Aussitôt reçu en cadeau, aussitôt lu!

Je connais l’homme de radio, le journaliste, le chroniqueur littéraire… en ouvrant « Apprendre à lire », je m’apprêtais à découvrir une nouvelle casquette de Sébastien Ministru, celle d’écrivain.

Pour ce premier roman, il a opté pour l’intime.

Antoine, la soixantaine, est directeur de presse. L’image du patron antipathique et froid lui colle à la peau, même en dehors du boulot. Mais derrière cet homme limite méprisant se cache une blessure d’enfance : la mort de sa maman alors qu’il était tout jeune. Après cette épreuve douloureuse et réellement choquante, Antoine a continué à vivre sous le même toit que son père, mais plus aucun échange ne passait entre eux.

Après avoir fait de longues années sans se parler, l’homme se rend aujourd’hui une fois par semaine chez son père de 80 ans avec qlequel les contacts restent froids mais cordiaux. Du coup, Antoine est très surpris le jour où son père lui fait part d’une demande improbable, qui lui vient de loin : lui apprendre à lire et à écrire. Originaire de Sardaigne, le père d’Antoine a eu une enfance pas facile avec un père dur, pas compréhensif du tout,  qui l’a envoyé s’occuper de les moutons plutôt qu’à l’école. Difficile d’imaginer que ce manque d’instruction a été vécu comme un réel handicap pour ce vieux qui, tout au long de sa vie, n’a jamais laissé transparaitre aucune émotion pas même envers son fils unique. Après avoir avalé le morceau, Antoine essaie donc tant bien que mal à enseigner la lecture à son « vieux ». Il y voit surtout l’opportunité de se rapprocher et de mettre à plat ce qui le tourmente depuis toutes ces années. Mais après avoir essuyé nombre de remarques déplacées et désobligeantes de la part de son élève, Antoine décide d’engager une personne qui endossera ce rôle bien mieux que lui. Il se tourne vers un escort prénommé Ron, récemment rencontré lors d’une brève partie de jambes en l’air que notre narrateur pratique régulièrement.

Avec ce récit, Sébastien Ministru explore un univers différent, plus grave,  de ce qu’il a l’habitude de produire. La voix de son narrateur se veut sobre, singulière. Il porte un regard cynique qui frôle la moquerie, sur les gens et les situations qui l’entourent. Rien de surprenant donc que ce soixantenaire n’ait pas beaucoup d’amis. Seul Alex partage sa vie depuis 30 ans.
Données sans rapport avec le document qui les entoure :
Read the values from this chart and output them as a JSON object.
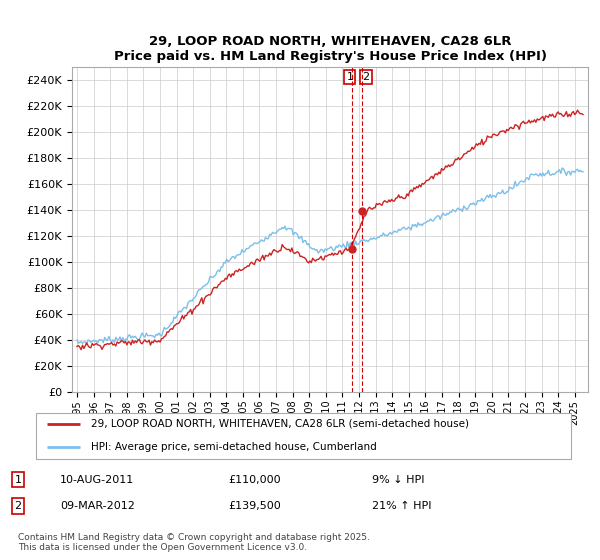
{
  "title": "29, LOOP ROAD NORTH, WHITEHAVEN, CA28 6LR",
  "subtitle": "Price paid vs. HM Land Registry's House Price Index (HPI)",
  "legend_line1": "29, LOOP ROAD NORTH, WHITEHAVEN, CA28 6LR (semi-detached house)",
  "legend_line2": "HPI: Average price, semi-detached house, Cumberland",
  "annotation1_date": "10-AUG-2011",
  "annotation1_price": "£110,000",
  "annotation1_change": "9% ↓ HPI",
  "annotation2_date": "09-MAR-2012",
  "annotation2_price": "£139,500",
  "annotation2_change": "21% ↑ HPI",
  "footer": "Contains HM Land Registry data © Crown copyright and database right 2025.\nThis data is licensed under the Open Government Licence v3.0.",
  "hpi_color": "#7bbfea",
  "price_color": "#cc2222",
  "vline_color": "#cc0000",
  "ylim": [
    0,
    250000
  ],
  "yticks": [
    0,
    20000,
    40000,
    60000,
    80000,
    100000,
    120000,
    140000,
    160000,
    180000,
    200000,
    220000,
    240000
  ],
  "xlim_start": 1994.7,
  "xlim_end": 2025.8,
  "xtick_years": [
    1995,
    1996,
    1997,
    1998,
    1999,
    2000,
    2001,
    2002,
    2003,
    2004,
    2005,
    2006,
    2007,
    2008,
    2009,
    2010,
    2011,
    2012,
    2013,
    2014,
    2015,
    2016,
    2017,
    2018,
    2019,
    2020,
    2021,
    2022,
    2023,
    2024,
    2025
  ],
  "t1_x": 2011.6,
  "t2_x": 2012.17,
  "t1_y": 110000,
  "t2_y": 139500,
  "background_color": "#ffffff",
  "grid_color": "#cccccc",
  "figwidth": 6.0,
  "figheight": 5.6,
  "dpi": 100
}
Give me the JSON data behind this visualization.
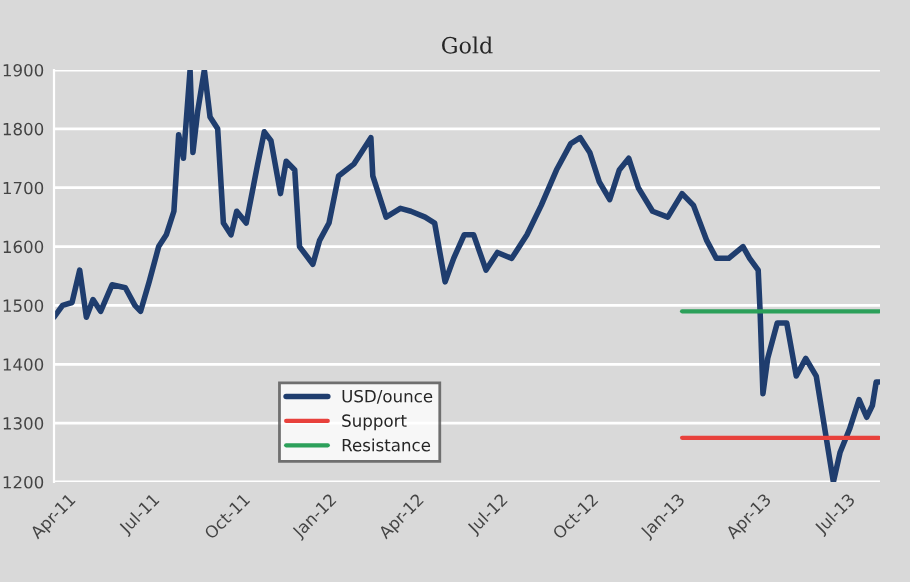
{
  "chart_data": {
    "type": "line",
    "title": "Gold",
    "xlim": [
      "2011-04-01",
      "2013-08-16"
    ],
    "ylim": [
      1200,
      1900
    ],
    "yticks": [
      1200,
      1300,
      1400,
      1500,
      1600,
      1700,
      1800,
      1900
    ],
    "xticks": [
      {
        "value": "2011-04-01",
        "label": "Apr-11"
      },
      {
        "value": "2011-07-01",
        "label": "Jul-11"
      },
      {
        "value": "2011-10-01",
        "label": "Oct-11"
      },
      {
        "value": "2012-01-01",
        "label": "Jan-12"
      },
      {
        "value": "2012-04-01",
        "label": "Apr-12"
      },
      {
        "value": "2012-07-01",
        "label": "Jul-12"
      },
      {
        "value": "2012-10-01",
        "label": "Oct-12"
      },
      {
        "value": "2013-01-01",
        "label": "Jan-13"
      },
      {
        "value": "2013-04-01",
        "label": "Apr-13"
      },
      {
        "value": "2013-07-01",
        "label": "Jul-13"
      }
    ],
    "grid": "y",
    "legend": "bottom",
    "marker": "none",
    "line_style": "solid",
    "series": [
      {
        "name": "USD/ounce",
        "color": "#1f3d6e",
        "x": [
          "2011-04-01",
          "2011-04-10",
          "2011-04-20",
          "2011-04-28",
          "2011-05-05",
          "2011-05-12",
          "2011-05-20",
          "2011-06-01",
          "2011-06-15",
          "2011-06-25",
          "2011-07-01",
          "2011-07-10",
          "2011-07-20",
          "2011-07-28",
          "2011-08-05",
          "2011-08-10",
          "2011-08-15",
          "2011-08-22",
          "2011-08-25",
          "2011-08-30",
          "2011-09-06",
          "2011-09-12",
          "2011-09-20",
          "2011-09-26",
          "2011-10-04",
          "2011-10-10",
          "2011-10-20",
          "2011-11-01",
          "2011-11-08",
          "2011-11-15",
          "2011-11-25",
          "2011-12-01",
          "2011-12-10",
          "2011-12-15",
          "2011-12-29",
          "2012-01-05",
          "2012-01-15",
          "2012-01-25",
          "2012-02-10",
          "2012-02-28",
          "2012-03-01",
          "2012-03-15",
          "2012-03-30",
          "2012-04-10",
          "2012-04-25",
          "2012-05-05",
          "2012-05-16",
          "2012-05-25",
          "2012-06-05",
          "2012-06-15",
          "2012-06-28",
          "2012-07-10",
          "2012-07-25",
          "2012-08-10",
          "2012-08-25",
          "2012-09-10",
          "2012-09-25",
          "2012-10-05",
          "2012-10-15",
          "2012-10-25",
          "2012-11-05",
          "2012-11-15",
          "2012-11-25",
          "2012-12-05",
          "2012-12-20",
          "2013-01-05",
          "2013-01-20",
          "2013-02-01",
          "2013-02-15",
          "2013-02-25",
          "2013-03-10",
          "2013-03-25",
          "2013-04-01",
          "2013-04-10",
          "2013-04-12",
          "2013-04-15",
          "2013-04-20",
          "2013-04-30",
          "2013-05-10",
          "2013-05-20",
          "2013-05-30",
          "2013-06-10",
          "2013-06-20",
          "2013-06-28",
          "2013-07-05",
          "2013-07-15",
          "2013-07-25",
          "2013-08-02",
          "2013-08-08",
          "2013-08-12",
          "2013-08-15"
        ],
        "values": [
          1480,
          1500,
          1505,
          1560,
          1480,
          1510,
          1490,
          1535,
          1530,
          1500,
          1490,
          1540,
          1600,
          1620,
          1660,
          1790,
          1750,
          1900,
          1760,
          1830,
          1900,
          1820,
          1800,
          1640,
          1620,
          1660,
          1640,
          1740,
          1795,
          1780,
          1690,
          1745,
          1730,
          1600,
          1570,
          1610,
          1640,
          1720,
          1740,
          1785,
          1720,
          1650,
          1665,
          1660,
          1650,
          1640,
          1540,
          1580,
          1620,
          1620,
          1560,
          1590,
          1580,
          1620,
          1670,
          1730,
          1775,
          1785,
          1760,
          1710,
          1680,
          1730,
          1750,
          1700,
          1660,
          1650,
          1690,
          1670,
          1610,
          1580,
          1580,
          1600,
          1580,
          1560,
          1490,
          1350,
          1410,
          1470,
          1470,
          1380,
          1410,
          1380,
          1280,
          1200,
          1250,
          1290,
          1340,
          1310,
          1330,
          1370,
          1370
        ]
      },
      {
        "name": "Support",
        "color": "#e8413c",
        "x": [
          "2013-01-20",
          "2013-08-15"
        ],
        "values": [
          1275,
          1275
        ]
      },
      {
        "name": "Resistance",
        "color": "#2ca05a",
        "x": [
          "2013-01-20",
          "2013-08-15"
        ],
        "values": [
          1490,
          1490
        ]
      }
    ]
  }
}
A eux deux ils forment un couple soudé, mais ce n’est pas grâce au sexe qu’ils ont décidé de proscrire de leur relation (d’où les rencontres avec les escorts).

Cette voix particulière d’un homme qu’on ne peut pas trouver sympathique vous attrape malgré tout et ne vous lâche plus. Ses mots sont chargés d’une grande émotion qui dit les regrets, les peurs et les douleurs. Ce roman aborde la terrible relation entre un père et son fils, relation qui n’en est pas vraiment une car l’amour qui les unit est presque inexistant. Le défi qui se cache derrière la timide demande du patriarche est donc l’occasion rêvée pour faire sortir plus de 30 ans de non-dits.

J’ai aimé l’histoire, mais ce qui m’a le plus séduite est incontestablement cette écriture unique, lourde de sens mais offerte dans une grande retenue. Je suis d’autant plus admirative de ce premier roman que Sébastien Ministru nous a livrés l’avoir écrit sans réfléchir au style, en se laissant aller, en faisant sortir cette histoire largement inspirée de son vécu. Le journaliste et désormais romancier belge fait une nouvelle fois preuve de toute l’étendue de son talent, servi par une plume extraordinaire qu’on lui connaissait déjà à travers ses chroniques. A la différence qu’ici, elle est d’une pudeur extrêmement touchante.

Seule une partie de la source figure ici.